Langue :
Se connecter  |  

Comment le métier de location longue durée se mue en plate-forme de mobilité

Comment le métier de location longue durée se mue en plate-forme de mobilité

Les spécialistes de la location longue durée s'adaptent aux nouveaux usages de consommation.
ALD, filiale de la Société Générale, veut fournir aux entreprises des services associant plusieurs modes de transport.

Surtout ne leur parlez pas de voiture. « C'est le symbole de la liberté mais les individus et de plus en plus d'entreprises souhaitent autre chose. La congestion des parkings et des centres-villes poussent à penser autrement : la voiture n'est plus au centre des préoccupations car le temps de transport porte à porte prime. Nous ne devons plus parler de location longue durée mais de mobilité ! » professe Carel Bal, directeur d' ALD Automotive aux Pays-Bas et au Benelux, à l'occasion d'une conférence dans le centre de mobilité du groupe à Amsterdam. Situé à proximité de l'aéroport de cette ville où le vélo est roi, cet espace d'exposition dédié à l'innovation ne contient de fait que quelques voitures sur son parking. Des « hoverboards », vélos électriques, scooters et autres trottinettes de nouvelle génération - estampillés du logo rouge et noir de la Société Générale - trônent en revanche fièrement sous les projecteurs.

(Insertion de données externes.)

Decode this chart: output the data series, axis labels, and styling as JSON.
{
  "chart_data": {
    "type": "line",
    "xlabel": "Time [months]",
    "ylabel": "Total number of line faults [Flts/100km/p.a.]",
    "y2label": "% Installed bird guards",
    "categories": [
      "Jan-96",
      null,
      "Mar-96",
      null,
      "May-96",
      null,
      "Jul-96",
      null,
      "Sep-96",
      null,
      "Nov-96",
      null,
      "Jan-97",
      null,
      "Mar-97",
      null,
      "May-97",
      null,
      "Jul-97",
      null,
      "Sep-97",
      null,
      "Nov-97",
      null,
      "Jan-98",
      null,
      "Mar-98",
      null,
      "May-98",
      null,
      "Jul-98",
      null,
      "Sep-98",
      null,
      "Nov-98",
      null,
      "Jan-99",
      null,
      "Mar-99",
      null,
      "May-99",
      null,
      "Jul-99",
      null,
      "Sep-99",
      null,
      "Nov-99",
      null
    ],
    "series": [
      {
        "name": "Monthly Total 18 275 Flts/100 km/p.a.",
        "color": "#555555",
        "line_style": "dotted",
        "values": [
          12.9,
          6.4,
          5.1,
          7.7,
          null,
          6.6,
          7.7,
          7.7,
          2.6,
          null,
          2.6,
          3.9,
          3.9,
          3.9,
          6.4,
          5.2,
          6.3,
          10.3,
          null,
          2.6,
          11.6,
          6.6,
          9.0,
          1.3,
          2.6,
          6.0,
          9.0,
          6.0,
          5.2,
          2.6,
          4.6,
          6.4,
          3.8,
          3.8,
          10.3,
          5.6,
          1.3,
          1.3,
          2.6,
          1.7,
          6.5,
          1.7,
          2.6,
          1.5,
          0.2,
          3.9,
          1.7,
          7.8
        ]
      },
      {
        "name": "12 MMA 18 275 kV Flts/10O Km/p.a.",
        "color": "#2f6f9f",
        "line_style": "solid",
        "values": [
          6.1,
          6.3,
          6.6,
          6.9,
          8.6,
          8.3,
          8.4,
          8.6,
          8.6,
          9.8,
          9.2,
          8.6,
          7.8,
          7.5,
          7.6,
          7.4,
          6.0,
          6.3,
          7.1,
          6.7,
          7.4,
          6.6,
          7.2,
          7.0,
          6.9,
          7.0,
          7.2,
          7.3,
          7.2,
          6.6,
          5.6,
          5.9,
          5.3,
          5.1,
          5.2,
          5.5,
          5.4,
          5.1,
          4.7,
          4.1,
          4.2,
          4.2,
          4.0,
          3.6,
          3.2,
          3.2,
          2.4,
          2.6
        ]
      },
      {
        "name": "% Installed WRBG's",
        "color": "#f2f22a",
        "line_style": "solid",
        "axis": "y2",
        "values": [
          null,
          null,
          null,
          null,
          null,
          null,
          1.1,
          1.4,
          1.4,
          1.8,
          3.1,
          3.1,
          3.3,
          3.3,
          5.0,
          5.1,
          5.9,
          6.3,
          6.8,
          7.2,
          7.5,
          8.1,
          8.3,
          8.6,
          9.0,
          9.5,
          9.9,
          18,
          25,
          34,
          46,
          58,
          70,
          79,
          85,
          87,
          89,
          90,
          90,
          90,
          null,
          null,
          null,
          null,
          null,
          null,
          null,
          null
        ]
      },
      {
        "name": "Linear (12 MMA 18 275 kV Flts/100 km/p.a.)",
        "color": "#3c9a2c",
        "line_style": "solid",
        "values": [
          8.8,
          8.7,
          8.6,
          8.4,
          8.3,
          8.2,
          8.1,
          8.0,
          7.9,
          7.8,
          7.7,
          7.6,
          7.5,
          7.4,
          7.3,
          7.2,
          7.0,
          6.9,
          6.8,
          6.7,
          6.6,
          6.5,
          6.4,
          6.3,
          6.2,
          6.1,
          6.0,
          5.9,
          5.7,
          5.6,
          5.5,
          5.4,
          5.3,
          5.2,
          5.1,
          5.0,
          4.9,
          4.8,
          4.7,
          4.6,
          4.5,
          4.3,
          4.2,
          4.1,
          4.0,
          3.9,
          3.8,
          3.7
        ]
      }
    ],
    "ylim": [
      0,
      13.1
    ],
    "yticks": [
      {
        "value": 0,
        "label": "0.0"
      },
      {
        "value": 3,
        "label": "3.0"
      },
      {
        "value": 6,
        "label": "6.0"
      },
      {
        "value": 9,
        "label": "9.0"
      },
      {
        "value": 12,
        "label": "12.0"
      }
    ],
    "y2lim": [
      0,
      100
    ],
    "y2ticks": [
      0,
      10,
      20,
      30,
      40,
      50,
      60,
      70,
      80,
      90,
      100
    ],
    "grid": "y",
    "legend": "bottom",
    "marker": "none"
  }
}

Dans le groupe de location longue durée (LDD), les pratiques de sa filiale néerlandaise font figure de cas d'école. Face à la déferlante de nouveaux usages, (l'auto-partage, le covoiturage, l'usage de vélos en libre-service...) et à la saturation du marché de la location longue durée aux Pays-Bas, celle-ci a changé d'optique il y a deux ans. Rompant avec le traditionnel contrat de leasing noué pour chaque véhicule sur plusieurs années, ALD Automotive a initié une facturation unique par salarié pour un minimum de trois mois qui donne accès à une sélection de véhicules neufs ou d'occasion. «  Nous créons ainsi une flotte qui peut être partagée entre les salariés d'une même entreprise mais aussi entre plusieurs entreprises. Plus il y a de participants, plus le coût par salarié baisse », explique Carel Bal.

Ce n'est pas tout. En 2015, une autre plate-forme a été lancée aux Pays-Bas afin d'élargir les options pour les entreprises qui ne plébiscitent pas la voiture. Baptisée « ALD Free », celle-ci agrège des services de transport en commun, de parking, une flotte de véhicules et une autre de vélos électriques. « L'employeur alloue un budget mensuel à ses salariés qu'ils peuvent utiliser sur la plate-forme via ces différents moyens de transport », explique Carel Bal. L'outil reste pour l'instant confidentiel : il compte trois entreprises clientes, chacune pour près de 150 salariés.

Des innovations stratégiques

Ces innovations sont néanmoins stratégiques pour le groupe qui entend défendre ses positions face aux start-up et aux constructeurs automobiles, qui se positionnent aussi comme des chefs d'orchestre de la mobilité en entreprise. Toutes ne pourront toutefois pas s'internationaliser à la même cadence. « Les marchés évoluent à des rythmes différents. Certains voient des usages émerger plus rapidement que d'autres. Par ailleurs, notre capacité à rassembler des partenaires sur nos plates-formes n'est pas la même dans toutes les géographies », rappelle John Saffrett, directeur des ressources d'ALD Automotive.

En 2017, le groupe veut commencer à déployer dans tous ses principaux marchés les services innovants qui ont essaimé dans ses filiales européennes. L'auto-partage développé par ses équipes en Italie, les solutions de communication avec les véhicules à distance (télématique) d'ALD au Royaume-Uni ou encore le principe de flottes de véhicules à la carte pour plusieurs entreprises conçus aux Pays-Bas sont au coeur de ses priorités.